Di sisi lain, Islandia, dengan sumber daya lahan yang lebih banyak, menghadapi tantangan ekologis karena tingginya konsumsi daging. Ekosistem lokal semakin terdegradasi akibat penggunaan lahan untuk peternakan dan penggembalaan ternak.
Baca juga: Kemenkop koordinasi dengan Koperasi Susu untuk Solusi cepat
Pola Makan Berkelanjutan sebagai Solusi
Menanggapi dampak negatif dari industri peternakan, beberapa negara mulai menerapkan pola makan berbasis tanaman (plant-based diet) sebagai solusi untuk mengurangi jejak karbon dan degradasi lingkungan. Negara seperti Denmark, Inggris, dan Australia telah mempromosikan pola makan berbasis tanaman sebagai bagian dari strategi untuk menanggulangi perubahan iklim. Pola makan ini tidak hanya berdampak positif bagi lingkungan, tetapi juga memiliki manfaat kesehatan yang signifikan, seperti menurunkan risiko penyakit jantung dan kanker.
Indonesia, meskipun memiliki konsumsi daging yang relatif rendah dibandingkan negara-negara lainnya, dapat mengambil langkah untuk mengembangkan industri pangan berkelanjutan dengan mempromosikan pola makan berbasis tanaman. Penggunaan protein nabati lokal, seperti tahu, tempe, dan kacang-kacangan, dapat menjadi alternatif yang ramah lingkungan dan sehat.
Fleksitarianisme: Solusi Praktis untuk Indonesia
Selain pola makan berbasis tanaman, pola makan fleksitarian—yang memungkinkan konsumsi daging dalam jumlah terbatas—juga dapat diterapkan sebagai langkah nyata untuk mengurangi dampak lingkungan. Fleksitarianisme semakin populer di negara-negara Eropa sebagai cara untuk mengurangi obesitas dan memperbaiki dampak lingkungan dari produksi pangan. Di Indonesia, pendekatan ini dapat diadopsi dengan mengedepankan konsumsi daging yang lebih efisien dan mengurangi ketergantungan pada konsumsi berlebihan.

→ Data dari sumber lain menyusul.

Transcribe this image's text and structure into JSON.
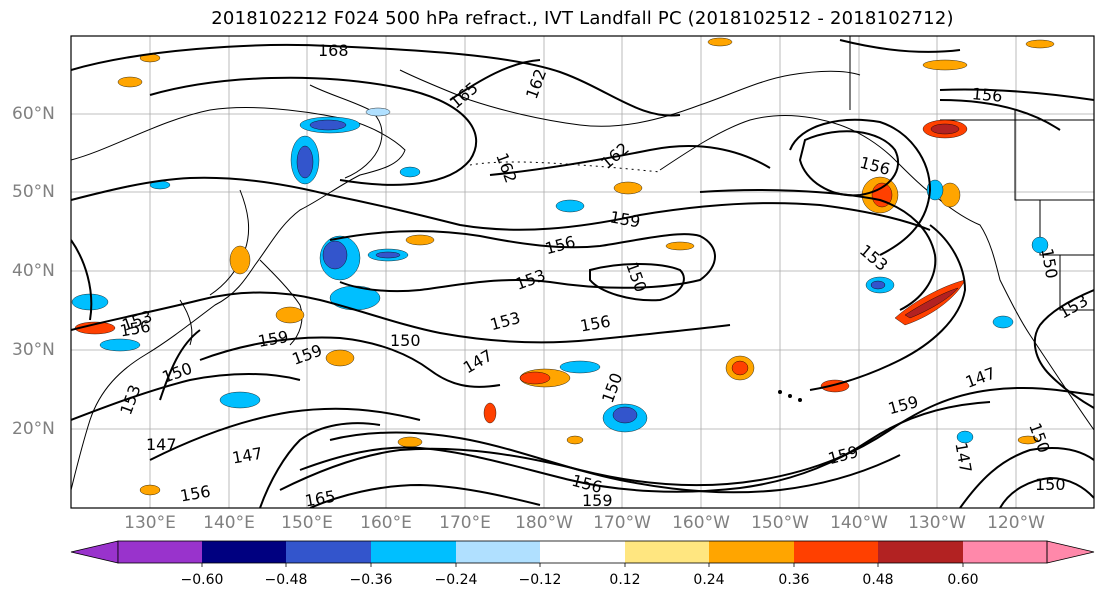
{
  "title": "2018102212 F024 500 hPa refract., IVT Landfall PC (2018102512 - 2018102712)",
  "lat_labels": [
    "60°N",
    "50°N",
    "40°N",
    "30°N",
    "20°N"
  ],
  "lon_labels": [
    "130°E",
    "140°E",
    "150°E",
    "160°E",
    "170°E",
    "180°W",
    "170°W",
    "160°W",
    "150°W",
    "140°W",
    "130°W",
    "120°W"
  ],
  "colorbar": {
    "ticks": [
      "−0.60",
      "−0.48",
      "−0.36",
      "−0.24",
      "−0.12",
      "0.12",
      "0.24",
      "0.36",
      "0.48",
      "0.60"
    ],
    "colors": [
      "#9933cc",
      "#000080",
      "#3355cc",
      "#00bfff",
      "#b0e0ff",
      "#ffffff",
      "#ffe680",
      "#ffa500",
      "#ff4000",
      "#b22222",
      "#ff88aa"
    ]
  },
  "contour_labels": [
    "168",
    "165",
    "162",
    "162",
    "162",
    "159",
    "156",
    "153",
    "150",
    "153",
    "156",
    "159",
    "150",
    "147",
    "156",
    "159",
    "153",
    "150",
    "147",
    "156",
    "153",
    "150",
    "147",
    "165",
    "156",
    "159",
    "150",
    "159",
    "156",
    "153",
    "150",
    "147",
    "159",
    "153",
    "156",
    "147",
    "150"
  ]
}
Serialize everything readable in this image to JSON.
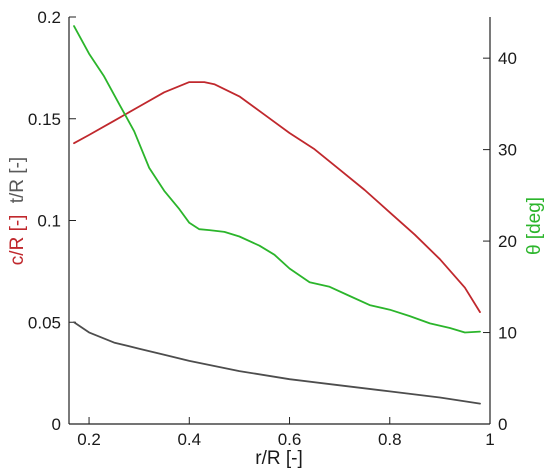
{
  "chart_data": {
    "type": "line",
    "x_axis": {
      "label": "r/R [-]",
      "range": [
        0.16,
        1.0
      ],
      "ticks": [
        0.2,
        0.4,
        0.6,
        0.8,
        1
      ]
    },
    "y_left_axis": {
      "label_parts": [
        {
          "text": "c/R [-]",
          "color": "#c0282d"
        },
        {
          "text": "t/R [-]",
          "color": "#5a5a5a"
        }
      ],
      "range": [
        0,
        0.2
      ],
      "ticks": [
        0,
        0.05,
        0.1,
        0.15,
        0.2
      ]
    },
    "y_right_axis": {
      "label": "θ [deg]",
      "label_color": "#2bb52b",
      "range": [
        0,
        44.5
      ],
      "ticks": [
        0,
        10,
        20,
        30,
        40
      ]
    },
    "series": [
      {
        "name": "c/R [-]",
        "axis": "left",
        "color": "#c0282d",
        "x": [
          0.17,
          0.2,
          0.25,
          0.3,
          0.35,
          0.4,
          0.43,
          0.45,
          0.5,
          0.55,
          0.6,
          0.65,
          0.7,
          0.75,
          0.8,
          0.85,
          0.9,
          0.95,
          0.98
        ],
        "y": [
          0.138,
          0.142,
          0.149,
          0.156,
          0.163,
          0.168,
          0.168,
          0.167,
          0.161,
          0.152,
          0.143,
          0.135,
          0.125,
          0.115,
          0.104,
          0.093,
          0.081,
          0.067,
          0.055
        ]
      },
      {
        "name": "t/R [-]",
        "axis": "left",
        "color": "#4d4d4d",
        "x": [
          0.17,
          0.2,
          0.25,
          0.3,
          0.35,
          0.4,
          0.5,
          0.6,
          0.7,
          0.8,
          0.9,
          0.98
        ],
        "y": [
          0.05,
          0.045,
          0.04,
          0.037,
          0.034,
          0.031,
          0.026,
          0.022,
          0.019,
          0.016,
          0.013,
          0.01
        ]
      },
      {
        "name": "θ [deg]",
        "axis": "right",
        "color": "#2bb52b",
        "x": [
          0.17,
          0.2,
          0.23,
          0.26,
          0.29,
          0.32,
          0.35,
          0.38,
          0.4,
          0.42,
          0.44,
          0.47,
          0.5,
          0.54,
          0.57,
          0.6,
          0.64,
          0.68,
          0.72,
          0.76,
          0.8,
          0.84,
          0.88,
          0.92,
          0.95,
          0.98
        ],
        "y": [
          43.5,
          40.5,
          38.0,
          35.0,
          32.0,
          28.0,
          25.5,
          23.5,
          22.0,
          21.3,
          21.2,
          21.0,
          20.5,
          19.5,
          18.5,
          17.0,
          15.5,
          15.0,
          14.0,
          13.0,
          12.5,
          11.8,
          11.0,
          10.5,
          10.0,
          10.1
        ]
      }
    ],
    "grid": false,
    "legend": "none"
  }
}
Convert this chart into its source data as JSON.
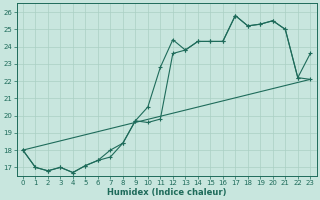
{
  "xlabel": "Humidex (Indice chaleur)",
  "bg_color": "#c8e6de",
  "line_color": "#1e6b5a",
  "grid_color": "#aad0c4",
  "xlim": [
    -0.5,
    23.5
  ],
  "ylim": [
    16.5,
    26.5
  ],
  "xticks": [
    0,
    1,
    2,
    3,
    4,
    5,
    6,
    7,
    8,
    9,
    10,
    11,
    12,
    13,
    14,
    15,
    16,
    17,
    18,
    19,
    20,
    21,
    22,
    23
  ],
  "yticks": [
    17,
    18,
    19,
    20,
    21,
    22,
    23,
    24,
    25,
    26
  ],
  "line_jagged1": {
    "x": [
      0,
      1,
      2,
      3,
      4,
      5,
      6,
      7,
      8,
      9,
      10,
      11,
      12,
      13,
      14,
      15,
      16,
      17,
      18,
      19,
      20,
      21,
      22,
      23
    ],
    "y": [
      18.0,
      17.0,
      16.8,
      17.0,
      16.7,
      17.1,
      17.4,
      18.0,
      18.4,
      19.7,
      20.5,
      22.8,
      24.4,
      23.8,
      24.3,
      24.3,
      24.3,
      25.8,
      25.2,
      25.3,
      25.5,
      25.0,
      22.2,
      22.1
    ]
  },
  "line_jagged2": {
    "x": [
      0,
      1,
      2,
      3,
      4,
      5,
      6,
      7,
      8,
      9,
      10,
      11,
      12,
      13,
      14,
      15,
      16,
      17,
      18,
      19,
      20,
      21,
      22,
      23
    ],
    "y": [
      18.0,
      17.0,
      16.8,
      17.0,
      16.7,
      17.1,
      17.4,
      17.6,
      18.4,
      19.7,
      19.6,
      19.8,
      23.6,
      23.8,
      24.3,
      24.3,
      24.3,
      25.8,
      25.2,
      25.3,
      25.5,
      25.0,
      22.2,
      23.6
    ]
  },
  "line_straight": {
    "x": [
      0,
      23
    ],
    "y": [
      18.0,
      22.1
    ]
  }
}
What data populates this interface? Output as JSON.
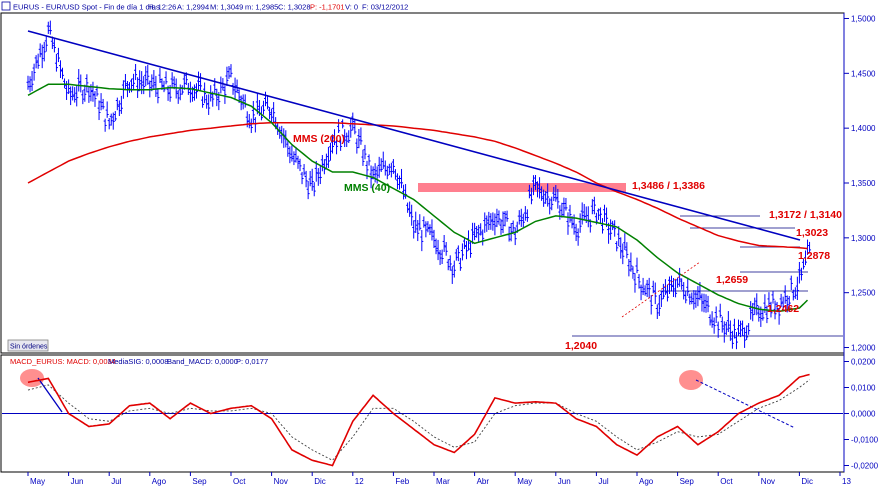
{
  "header": {
    "symbol": "EURUS",
    "title": "EURUS - EUR/USD Spot - Fin de día 1 días",
    "h": "H: 12:26",
    "a": "A: 1,2994",
    "m_high": "M: 1,3049",
    "m_low": "m: 1,2985",
    "c": "C: 1,3028",
    "p": "P: -1,1701",
    "v": "V: 0",
    "f": "F: 03/12/2012"
  },
  "macd_header": {
    "macd": "MACD_EURUS: MACD: 0,0034",
    "signal": "MediaSIG: 0,0008",
    "band": "Band_MACD: 0,0000",
    "p": "P: 0,0177"
  },
  "status_label": "Sin órdenes",
  "annotations": {
    "mms200": "MMS (200)",
    "mms40": "MMS (40)",
    "zone": "1,3486 / 1,3386",
    "r1": "1,3172 / 1,3140",
    "r2": "1,3023",
    "r3": "1,2878",
    "s1": "1,2659",
    "s2": "1,2462",
    "low": "1,2040"
  },
  "colors": {
    "price": "#0000ff",
    "mms200": "#e00000",
    "mms40": "#008000",
    "trendline": "#0000c0",
    "zone": "#ff7f8f",
    "macd": "#e00000",
    "signal": "#404040",
    "axis": "#0000c0"
  },
  "chart_data": [
    {
      "type": "line",
      "panel": "price",
      "ylim": [
        1.195,
        1.505
      ],
      "x_ticks": [
        "May",
        "Jun",
        "Jul",
        "Ago",
        "Sep",
        "Oct",
        "Nov",
        "Dic",
        "12",
        "Feb",
        "Mar",
        "Abr",
        "May",
        "Jun",
        "Jul",
        "Ago",
        "Sep",
        "Oct",
        "Nov",
        "Dic",
        "13"
      ],
      "y_ticks": [
        "1,5000",
        "1,4500",
        "1,4000",
        "1,3500",
        "1,3000",
        "1,2500",
        "1,2000"
      ],
      "y_tick_values": [
        1.5,
        1.45,
        1.4,
        1.35,
        1.3,
        1.25,
        1.2
      ],
      "x_month": [
        0,
        0.5,
        1,
        1.5,
        2,
        2.5,
        3,
        3.5,
        4,
        4.5,
        5,
        5.5,
        6,
        6.5,
        7,
        7.5,
        8,
        8.5,
        9,
        9.5,
        10,
        10.5,
        11,
        11.5,
        12,
        12.5,
        13,
        13.5,
        14,
        14.5,
        15,
        15.5,
        16,
        16.5,
        17,
        17.5,
        18,
        18.5,
        19,
        19.25
      ],
      "series": [
        {
          "name": "EURUS",
          "kind": "price",
          "values": [
            1.44,
            1.488,
            1.43,
            1.44,
            1.405,
            1.445,
            1.44,
            1.435,
            1.44,
            1.425,
            1.445,
            1.41,
            1.42,
            1.375,
            1.345,
            1.39,
            1.4,
            1.355,
            1.37,
            1.31,
            1.3,
            1.275,
            1.3,
            1.32,
            1.305,
            1.345,
            1.335,
            1.31,
            1.325,
            1.3,
            1.265,
            1.24,
            1.26,
            1.245,
            1.225,
            1.21,
            1.235,
            1.24,
            1.26,
            1.285
          ]
        },
        {
          "name": "MMS (40)",
          "kind": "ma40",
          "values": [
            1.43,
            1.44,
            1.44,
            1.438,
            1.436,
            1.435,
            1.435,
            1.437,
            1.436,
            1.432,
            1.428,
            1.42,
            1.405,
            1.385,
            1.37,
            1.36,
            1.36,
            1.355,
            1.345,
            1.335,
            1.32,
            1.305,
            1.295,
            1.3,
            1.305,
            1.315,
            1.32,
            1.318,
            1.314,
            1.31,
            1.298,
            1.282,
            1.268,
            1.258,
            1.248,
            1.24,
            1.235,
            1.233,
            1.236,
            1.245
          ]
        },
        {
          "name": "MMS (200)",
          "kind": "ma200",
          "values": [
            1.35,
            1.36,
            1.37,
            1.377,
            1.383,
            1.388,
            1.392,
            1.395,
            1.398,
            1.4,
            1.402,
            1.404,
            1.405,
            1.405,
            1.405,
            1.405,
            1.404,
            1.403,
            1.402,
            1.4,
            1.398,
            1.395,
            1.392,
            1.388,
            1.382,
            1.375,
            1.368,
            1.36,
            1.35,
            1.342,
            1.335,
            1.327,
            1.318,
            1.31,
            1.302,
            1.297,
            1.293,
            1.292,
            1.291,
            1.29
          ]
        }
      ]
    },
    {
      "type": "line",
      "panel": "macd",
      "ylim": [
        -0.0225,
        0.0225
      ],
      "y_ticks": [
        "0,0200",
        "0,0100",
        "0,0000",
        "-0,0100",
        "-0,0200"
      ],
      "y_tick_values": [
        0.02,
        0.01,
        0.0,
        -0.01,
        -0.02
      ],
      "x_month": [
        0,
        0.5,
        1,
        1.5,
        2,
        2.5,
        3,
        3.5,
        4,
        4.5,
        5,
        5.5,
        6,
        6.5,
        7,
        7.5,
        8,
        8.5,
        9,
        9.5,
        10,
        10.5,
        11,
        11.5,
        12,
        12.5,
        13,
        13.5,
        14,
        14.5,
        15,
        15.5,
        16,
        16.5,
        17,
        17.5,
        18,
        18.5,
        19,
        19.25
      ],
      "series": [
        {
          "name": "MACD",
          "kind": "macd",
          "values": [
            0.012,
            0.0135,
            0.0,
            -0.005,
            -0.004,
            0.003,
            0.004,
            -0.002,
            0.004,
            0.0,
            0.002,
            0.003,
            -0.002,
            -0.014,
            -0.018,
            -0.02,
            -0.003,
            0.007,
            0.0,
            -0.006,
            -0.012,
            -0.015,
            -0.008,
            0.006,
            0.004,
            0.0045,
            0.004,
            -0.002,
            -0.005,
            -0.012,
            -0.016,
            -0.009,
            -0.005,
            -0.012,
            -0.007,
            0.0,
            0.004,
            0.007,
            0.014,
            0.015
          ]
        },
        {
          "name": "MediaSIG",
          "kind": "signal",
          "values": [
            0.009,
            0.011,
            0.004,
            -0.002,
            -0.003,
            0.001,
            0.002,
            0.0,
            0.002,
            0.001,
            0.001,
            0.002,
            0.0,
            -0.009,
            -0.014,
            -0.018,
            -0.009,
            0.002,
            0.002,
            -0.003,
            -0.009,
            -0.013,
            -0.011,
            0.0,
            0.003,
            0.004,
            0.004,
            0.0,
            -0.003,
            -0.009,
            -0.014,
            -0.011,
            -0.007,
            -0.009,
            -0.008,
            -0.003,
            0.002,
            0.005,
            0.01,
            0.013
          ]
        }
      ]
    }
  ]
}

Langkah Menuju Masa Depan yang Lebih Hijau
Bergantung pada gaya hidup hijau (green lifestyle), Indonesia dapat lebih lanjut mendorong perubahan menuju pola makan berkelanjutan melalui kampanye seperti Meatless Monday yang telah diperkenalkan di berbagai negara. Gerakan ini mendorong masyarakat untuk mengurangi konsumsi daging, yang pada gilirannya akan mengurangi jejak karbon secara signifikan.
Selain itu, pendekatan seasonal eating, atau makan sesuai musim, juga dapat diterapkan untuk mendukung keberlanjutan lingkungan. Mengonsumsi bahan pangan lokal dan musiman yang tidak memerlukan pengiriman jarak jauh akan mengurangi konsumsi energi dan polusi plastik.
Melalui langkah-langkah ini, Indonesia dapat mengurangi dampak buruk dari industri peternakan terhadap lingkungan, serta berkontribusi pada upaya global dalam mengatasi krisis iklim. Menerapkan pola makan berkelanjutan adalah cara kita menjaga kesehatan pribadi, sambil memastikan bumi tetap lestari untuk generasi mendatang.